Muitas vezes não nos damos conta do quanto contribuímos para aumentar o sentimento de isolamento do outro. E vice-versa. Somos assim. Em função de nossa incompletude, vamos fazendo coisas, tomando atitudes sem prestarmos muito atenção às consequências.

Nosso comportamento hostil e desatencioso convida, ostensiva e diariamente, várias pessoas ao caminho da solidão. Somos muito bons nisto.

Estar numa festa, porém sem participar dela: talvez este tenha sido o sentimento daquele senhor sentado próximo à ponta da mesa. Quem o colocou lá? Talvez ele mesmo tenha se colocado lá. Não dá para saber. Mas o fato é que ele estava sentado lá, bem próximo à ponta da mesa. O lugar aonde nos colocamos é aonde, efetivamente, estamos.

Dependendo do lugar que você ocupar na vida ou na mesa, você simplesmente não participará, não terá voz, não terá acesso ao falar. Ou ao contrário, você sempre será convidado a falar, mesmo que não tenha nada a dizer. Mas como vivemos no contexto das aparências, vamos fingindo que falamos e o outro fingindo que entende. E assim vamos criando mundos paralelos e sem muitas culpas e escrúpulos. Afinal, quem vai nos procurar para nos responsabilizar?

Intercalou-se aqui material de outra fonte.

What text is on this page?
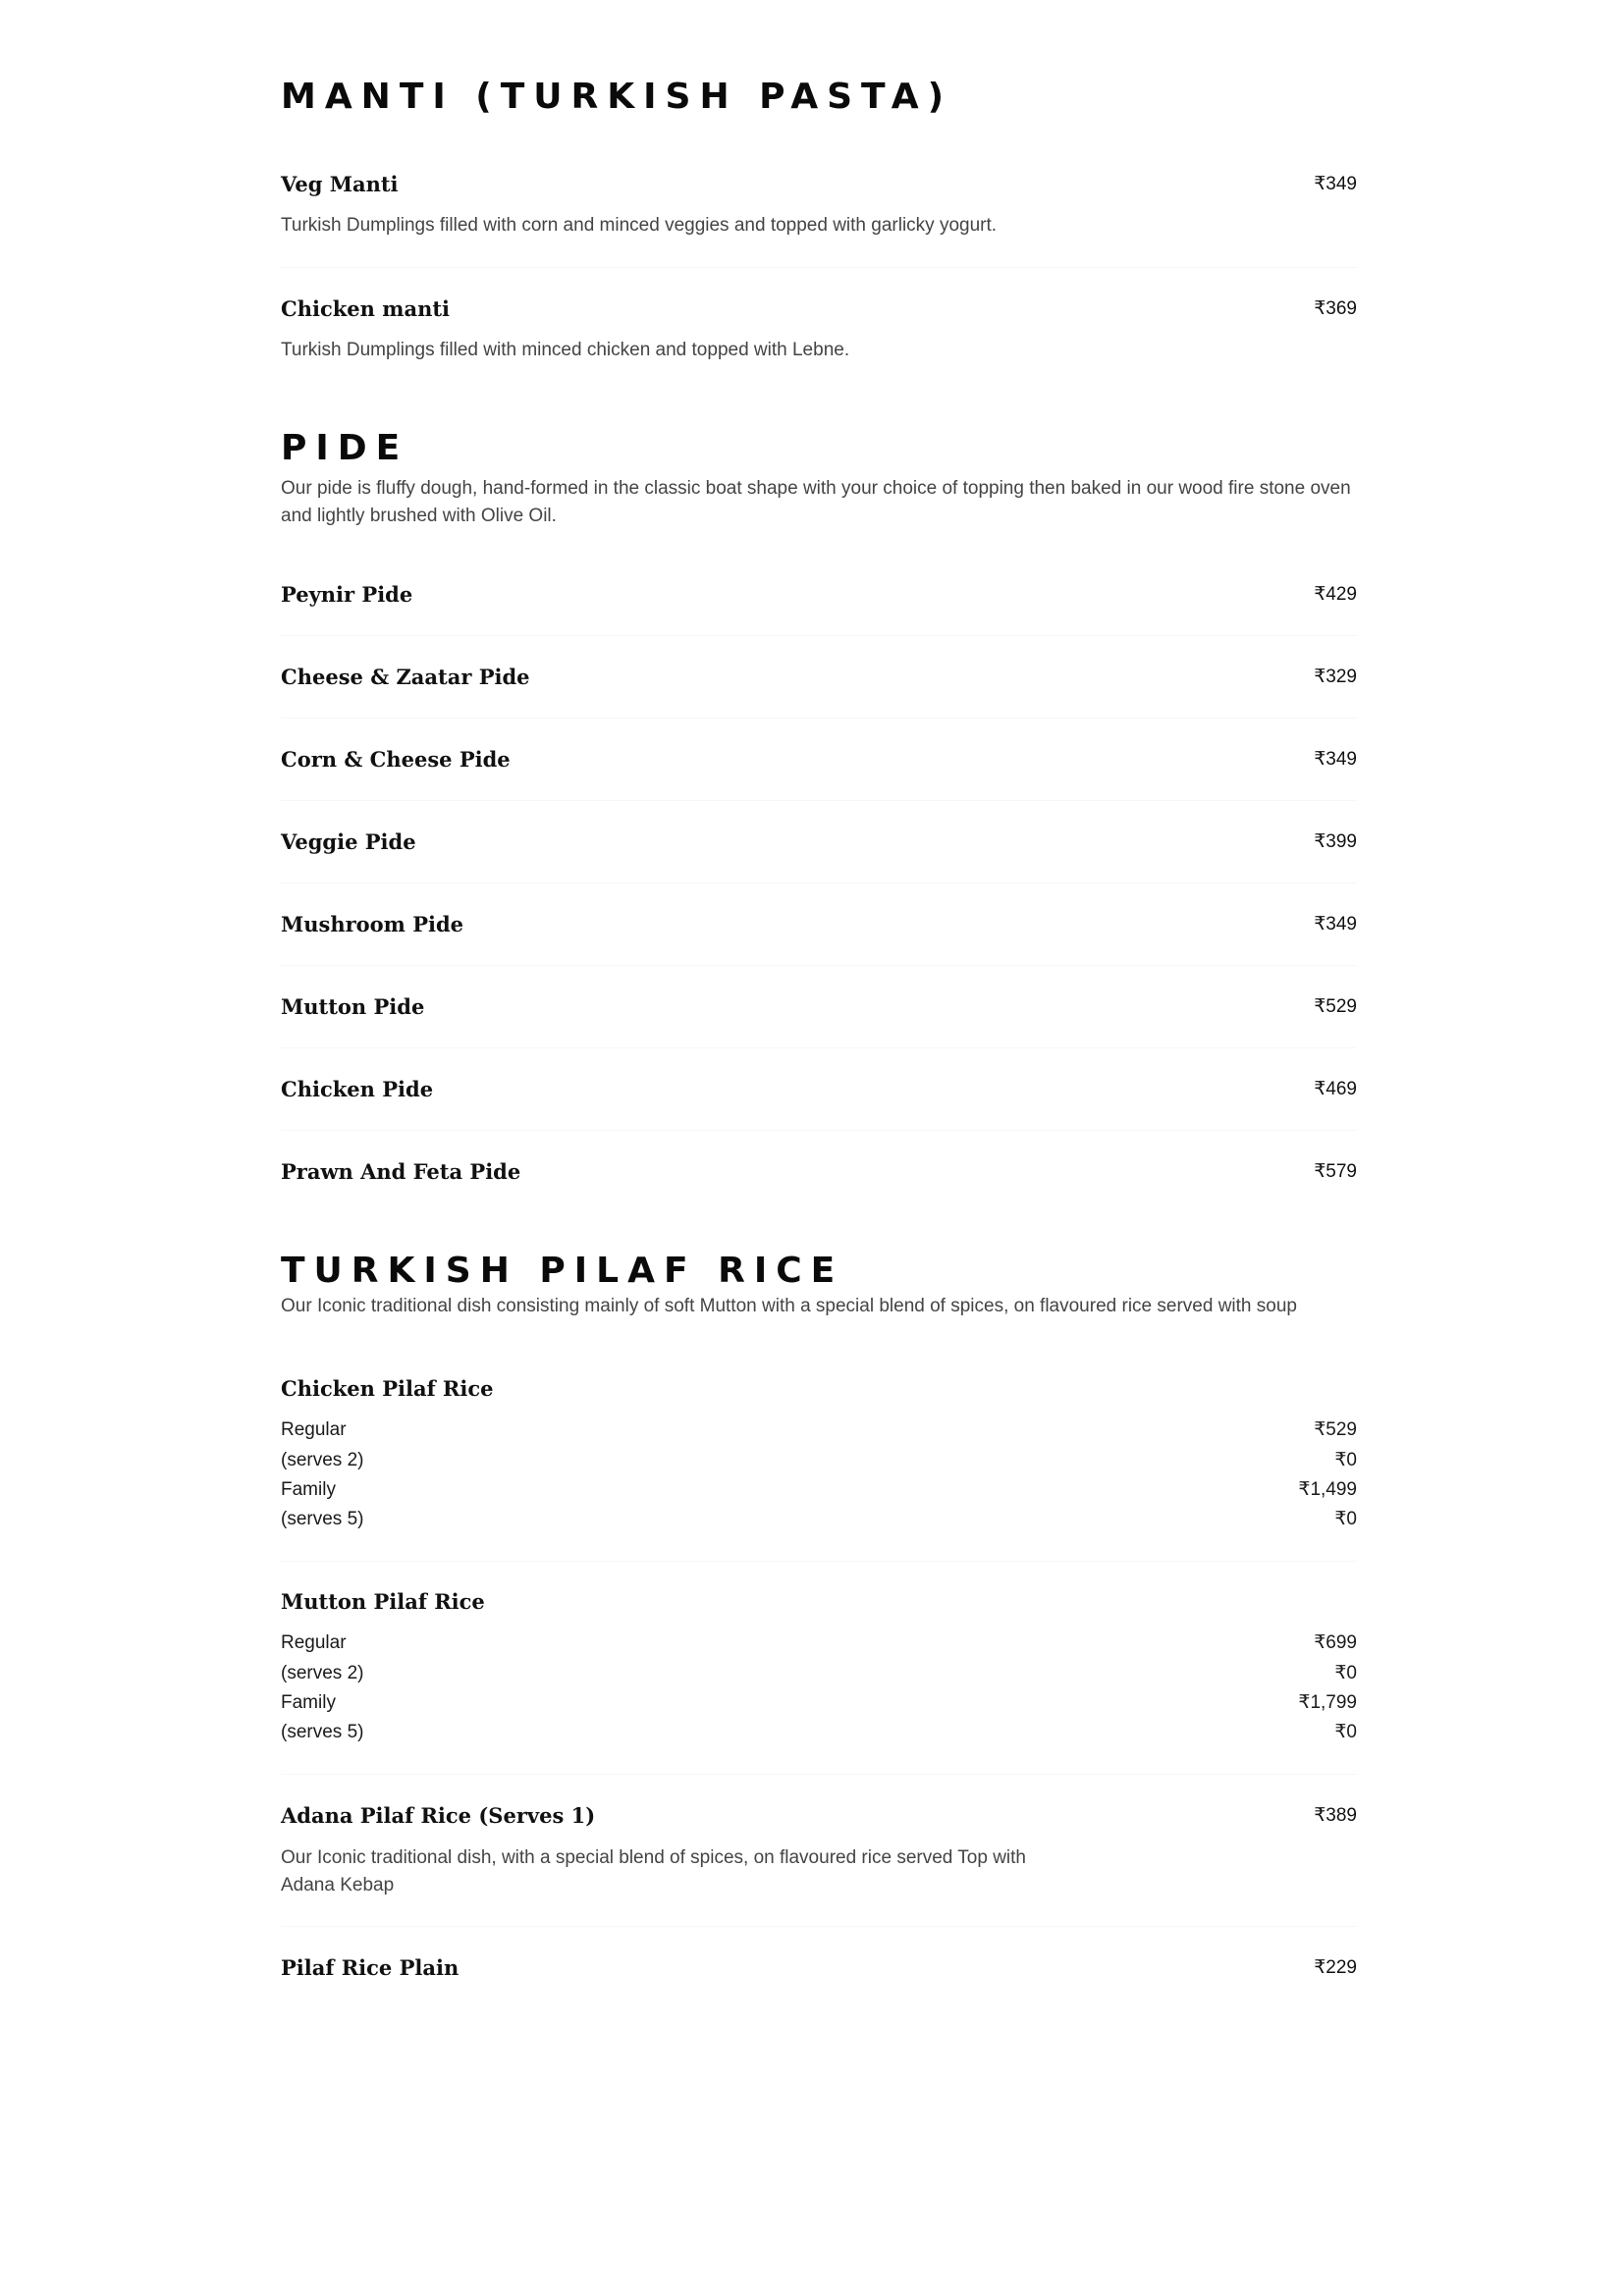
MANTI (TURKISH PASTA)
Veg Manti	₹349
Turkish Dumplings filled with corn and minced veggies and topped with garlicky yogurt.
Chicken manti	₹369
Turkish Dumplings filled with minced chicken and topped with Lebne.
PIDE
Our pide is fluffy dough, hand-formed in the classic boat shape with your choice of topping then baked in our wood fire stone oven and lightly brushed with Olive Oil.
Peynir Pide	₹429
Cheese & Zaatar Pide	₹329
Corn & Cheese Pide	₹349
Veggie Pide	₹399
Mushroom Pide	₹349
Mutton Pide	₹529
Chicken Pide	₹469
Prawn And Feta Pide	₹579
TURKISH PILAF RICE
Our Iconic traditional dish consisting mainly of soft Mutton with a special blend of spices, on flavoured rice served with soup
Chicken Pilaf Rice
Regular	₹529
(serves 2)	₹0
Family	₹1,499
(serves 5)	₹0
Mutton Pilaf Rice
Regular	₹699
(serves 2)	₹0
Family	₹1,799
(serves 5)	₹0
Adana Pilaf Rice (Serves 1)	₹389
Our Iconic traditional dish, with a special blend of spices, on flavoured rice served Top with Adana Kebap
Pilaf Rice Plain	₹229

Aquele senhor usava óculos de elevada graduação que davam pistas do quanto ele tinha visto na vida. Mas alguém estava interessado? Acredito que não porque ele estava sentado próximo à ponta da mesa. E quem se senta próximo à ponta da mesa corre sérios riscos de ficar à margem da vida, à margem de si próprio. Simplesmente à margem.

Sentar próximo à ponta da mesa é ter, como companheira, uma velha conhecida nossa: a solidão. Esta visita sorrateira que chega sem avisar e o pior: tem as chaves de nossa casa. Portanto, ela não toca a campainha: simplesmente entra.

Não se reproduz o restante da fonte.